CHARLESTON — Traffic jams of people headed to the Holiday Lights at Shore Acres State Park have left Charleston merchants smiling this month. They’ve benefited with extra customers who stop in while traveling to and from the show.
“It’s just an increase of people dropping in we normally don’t see, and they’re in good moods,” said Stacie Burns, owner of Davey Jones Locker for five years. “It’s a nice thing for the community.”
The good weather the first two weekends since the lights display opened on Thanksgiving Day had increased her business.
As of Friday, about 18,000 people had taken the walking tour of the lights display at Shore Acres botanical gardens. The park has seen a 5 percent to 8 percent increase in the number of cars coming through this year, according to park Manager Preson Phillips. The lights display even made
coastalliving.com’s top 10 holiday celebrations last month. The park usually gets between 40,000 to 60,000 visitors before the display closes.
Cathy Snook, a clerk at the Old General Store for more than three years, said business is a little slower during the winter than during the summer, but sales are strong.
“It seems to be going really well,” she said. “The economy’s not hurting it.”
Colleen Curto, a potter and part owner of Pottery By The Bay, said with her business closing at 5 p.m. she doesn’t notice a direct correlation between Shore Acres’ traffic and sales. But she hopes people might notice her store, brightly decorated for the holidays, and make plans to come back and shop.
“We try to decorate really cute so that you go by and go, ‘Oh!’” she said.
At first Toni Easley, store manager Kinnee’s Gifts & Shells for 20 years, said she thought there had been no increase in sales due to Shore Acres traffic — not until she yelled to the five or six customers in the store, “Are you going to Shore Acres?”
“Yes,” they all replied.
It doesn’t pay to stay open later, though, than the store’s 5:30 p.m. closing time.

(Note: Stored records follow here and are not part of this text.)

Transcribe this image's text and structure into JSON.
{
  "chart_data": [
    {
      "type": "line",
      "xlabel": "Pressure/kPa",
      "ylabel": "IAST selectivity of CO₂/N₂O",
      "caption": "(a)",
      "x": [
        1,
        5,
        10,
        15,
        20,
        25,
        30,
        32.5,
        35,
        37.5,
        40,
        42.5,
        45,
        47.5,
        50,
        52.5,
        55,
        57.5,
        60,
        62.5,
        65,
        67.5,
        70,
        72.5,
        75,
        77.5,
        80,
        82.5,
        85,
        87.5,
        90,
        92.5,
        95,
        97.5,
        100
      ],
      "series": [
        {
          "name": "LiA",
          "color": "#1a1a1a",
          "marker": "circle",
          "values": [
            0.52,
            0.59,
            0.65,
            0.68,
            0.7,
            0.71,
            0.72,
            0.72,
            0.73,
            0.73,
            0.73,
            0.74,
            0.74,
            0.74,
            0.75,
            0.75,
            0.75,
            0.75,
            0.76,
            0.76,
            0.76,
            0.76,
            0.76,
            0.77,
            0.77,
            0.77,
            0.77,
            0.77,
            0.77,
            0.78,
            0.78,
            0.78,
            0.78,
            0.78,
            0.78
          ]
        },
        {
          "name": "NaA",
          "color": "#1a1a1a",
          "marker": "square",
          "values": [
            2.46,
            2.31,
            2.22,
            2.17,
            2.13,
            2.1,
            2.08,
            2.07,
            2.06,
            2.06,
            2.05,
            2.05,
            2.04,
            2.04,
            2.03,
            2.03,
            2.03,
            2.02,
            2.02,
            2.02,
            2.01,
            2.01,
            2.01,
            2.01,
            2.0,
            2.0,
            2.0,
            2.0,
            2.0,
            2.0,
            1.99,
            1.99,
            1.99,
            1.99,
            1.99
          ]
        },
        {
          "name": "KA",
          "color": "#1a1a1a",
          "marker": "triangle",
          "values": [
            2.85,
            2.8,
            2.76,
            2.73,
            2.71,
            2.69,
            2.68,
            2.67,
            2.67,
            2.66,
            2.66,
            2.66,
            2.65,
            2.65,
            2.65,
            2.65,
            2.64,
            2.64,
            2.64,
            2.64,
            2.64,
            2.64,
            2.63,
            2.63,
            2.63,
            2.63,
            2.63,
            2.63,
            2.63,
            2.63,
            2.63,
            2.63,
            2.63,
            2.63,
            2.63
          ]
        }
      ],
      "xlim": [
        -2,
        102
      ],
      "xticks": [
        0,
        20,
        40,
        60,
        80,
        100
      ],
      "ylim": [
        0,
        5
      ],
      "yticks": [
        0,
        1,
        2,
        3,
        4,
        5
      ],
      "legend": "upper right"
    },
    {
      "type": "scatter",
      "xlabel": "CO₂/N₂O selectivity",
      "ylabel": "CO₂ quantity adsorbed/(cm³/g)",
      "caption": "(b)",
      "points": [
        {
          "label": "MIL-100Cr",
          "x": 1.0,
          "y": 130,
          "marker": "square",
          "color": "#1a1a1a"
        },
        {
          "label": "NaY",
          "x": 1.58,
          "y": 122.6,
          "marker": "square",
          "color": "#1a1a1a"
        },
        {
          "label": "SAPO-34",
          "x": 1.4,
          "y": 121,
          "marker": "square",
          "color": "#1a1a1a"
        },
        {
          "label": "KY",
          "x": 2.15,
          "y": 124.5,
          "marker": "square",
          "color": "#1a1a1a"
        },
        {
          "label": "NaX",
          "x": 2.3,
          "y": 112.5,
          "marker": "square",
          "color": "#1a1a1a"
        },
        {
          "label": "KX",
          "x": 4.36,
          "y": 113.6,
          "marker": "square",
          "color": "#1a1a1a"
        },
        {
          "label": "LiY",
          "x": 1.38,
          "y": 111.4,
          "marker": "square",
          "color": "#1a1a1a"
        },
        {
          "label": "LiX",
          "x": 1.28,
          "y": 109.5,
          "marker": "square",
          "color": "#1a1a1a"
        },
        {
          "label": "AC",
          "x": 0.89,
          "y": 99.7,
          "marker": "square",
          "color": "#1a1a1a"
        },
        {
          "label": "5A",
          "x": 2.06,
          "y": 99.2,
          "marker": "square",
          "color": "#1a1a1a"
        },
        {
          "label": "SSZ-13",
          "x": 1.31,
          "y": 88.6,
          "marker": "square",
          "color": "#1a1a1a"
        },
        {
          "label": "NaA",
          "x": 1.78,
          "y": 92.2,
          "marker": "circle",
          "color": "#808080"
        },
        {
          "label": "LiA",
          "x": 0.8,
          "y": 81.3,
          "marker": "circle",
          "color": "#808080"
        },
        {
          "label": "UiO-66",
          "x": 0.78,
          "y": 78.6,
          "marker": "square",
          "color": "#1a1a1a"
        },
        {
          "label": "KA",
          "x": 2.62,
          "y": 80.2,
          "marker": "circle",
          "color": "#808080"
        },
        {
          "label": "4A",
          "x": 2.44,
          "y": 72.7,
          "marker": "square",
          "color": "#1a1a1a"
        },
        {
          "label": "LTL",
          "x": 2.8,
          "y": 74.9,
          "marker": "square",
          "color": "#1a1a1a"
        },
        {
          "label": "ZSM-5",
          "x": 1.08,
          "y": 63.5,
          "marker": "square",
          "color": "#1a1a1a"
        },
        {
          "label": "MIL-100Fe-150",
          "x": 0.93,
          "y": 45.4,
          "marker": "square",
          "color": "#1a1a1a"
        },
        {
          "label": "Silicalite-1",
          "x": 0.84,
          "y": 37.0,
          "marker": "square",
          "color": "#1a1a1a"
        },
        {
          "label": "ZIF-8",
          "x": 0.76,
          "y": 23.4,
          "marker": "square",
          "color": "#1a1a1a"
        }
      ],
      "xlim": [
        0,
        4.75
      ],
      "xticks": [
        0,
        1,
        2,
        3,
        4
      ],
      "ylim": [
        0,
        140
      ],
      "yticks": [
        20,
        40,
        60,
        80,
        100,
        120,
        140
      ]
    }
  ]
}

“We’ve tried staying open later and it doesn’t make any difference,” Easley said.
Some store owners have kept their doors open later on Fridays and Saturdays, including Donna Kaiser, the owner of Charleytown gift shop, but not many people shop there after they leave Shore Acres. Still, she’s thankful for the customers who come in during the day.
“Every day I have a handful of people,” Kaiser said.
Every year, Carol Rodde, owner of High Tide Café, volunteers to help hang the lights at Shore Acres. She sees the results of that labor, as people stop in to eat before dusk on their way to see the lights.
“Beginning of November, business is slowing down at night, and the lights came on ... Boom!” Rodde said, smiling and gesturing with her hands.